Imagine with me for a moment an annual Traditional Marriage Pride Parade in the heart of New York City. Heterosexual couples marching down the streets with signs that read like this:
“Fifty years married and still going strong!”
“I have been married to my best friend and love my heterosexual mate”.
“Husband and wife, it hasn’t always been easy but we are committed to each other.”
Can you imagine the outrage from the homosexual community? I mean there are no anti-gay signs but they are flaunting their traditional marriages, so they must be judging, right?
Hmmm, where am I going with this post you might ask?
Recently Dan Cathy, the president of Chick-fil-A and a self-proclaimed Christian, spoke out in support of traditional marriage. He got himself in a heap of trouble because he mixed the words God and traditional marriage in his statement. How dare he stand on his beliefs openly and for the world to hear? Wait, isn’t that what people do at the Gay Pride Parades? I wonder how many people in those parades own a business or sell a product that people buy?
Okay do you see where I am going?
As a Christian, I take the biblical view of marriage and I believe in it. I don’t have any agenda to get rid of the homosexual community’s beliefs. I just want my voice to be heard, too. I don’t consider the gay community hateful but I do disagree with them. Why is it that we have to agree with people to mutually show them kindness and dignity? I won’t be marching in their parade or standing in their way but if someone tries to force me to accept their beliefs then I will speak up and stand on what I believe. Nowadays it seems as if Christians can’t stand on their beliefs without being labeled hateful? Doesn’t it go both ways?

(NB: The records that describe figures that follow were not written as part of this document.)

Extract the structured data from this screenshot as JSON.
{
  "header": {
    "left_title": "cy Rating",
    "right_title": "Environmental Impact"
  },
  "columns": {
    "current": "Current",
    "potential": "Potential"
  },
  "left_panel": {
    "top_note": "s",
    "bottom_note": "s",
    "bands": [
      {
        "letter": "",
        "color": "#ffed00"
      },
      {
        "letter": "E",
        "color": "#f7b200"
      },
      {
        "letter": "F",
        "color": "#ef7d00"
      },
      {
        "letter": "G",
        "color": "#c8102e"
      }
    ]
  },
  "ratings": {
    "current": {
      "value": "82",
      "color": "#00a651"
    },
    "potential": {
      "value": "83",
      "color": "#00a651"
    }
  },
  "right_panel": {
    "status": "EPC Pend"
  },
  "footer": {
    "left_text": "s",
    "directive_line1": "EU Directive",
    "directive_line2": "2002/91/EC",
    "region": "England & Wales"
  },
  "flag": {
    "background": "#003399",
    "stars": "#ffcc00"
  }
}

Dan Cathy didn’t speak out against homosexuals. He spoke in defense of his Christian belief in traditional marriage. He didn’t say anything against the homosexual community and in fact he has said they will continue to treat everyone with dignity and respect. He wasn’t imposing his beliefs on anyone. He was sharing his personal Christian convictions. However, now people opposed to his views are asking the gay community and those that support them to boycott Chick-fil-A. Is it now the correct thing to use fear and intimidation to shame someone in their belief? I know too many people who have done that in the name of religion and within my Christian faith to shame the gay community. That is not what my faith or the teachings of Jesus should represent. However, those who are in support of gay marriage are doing just that very thing.
I am not going to start a Traditional Marriage Parade or begin to boycott the numerous companies who support gay marriage. However, as a Christian, I will not be intimidated on standing on my beliefs and convictions. My faith commands me to love those who disagree with me. All I ask is that those that disagree, respect my beliefs as well. Dan Cathy explained later in his interview, “We know that it might not be popular with everyone, but thank the Lord; we live in a country where we can share our values and operate on biblical principles.”
Our freedom in this country allows people like Dan Cathy to share his beliefs and allows me to write this post. You may not agree with me or Mr. Cathy who stand on traditional marriage but we can all treat each other with respect and kindness. We can even choose to sit together and enjoy a chicken sandwich at Chick-fil-A or not. After all, the doors are open to everyone!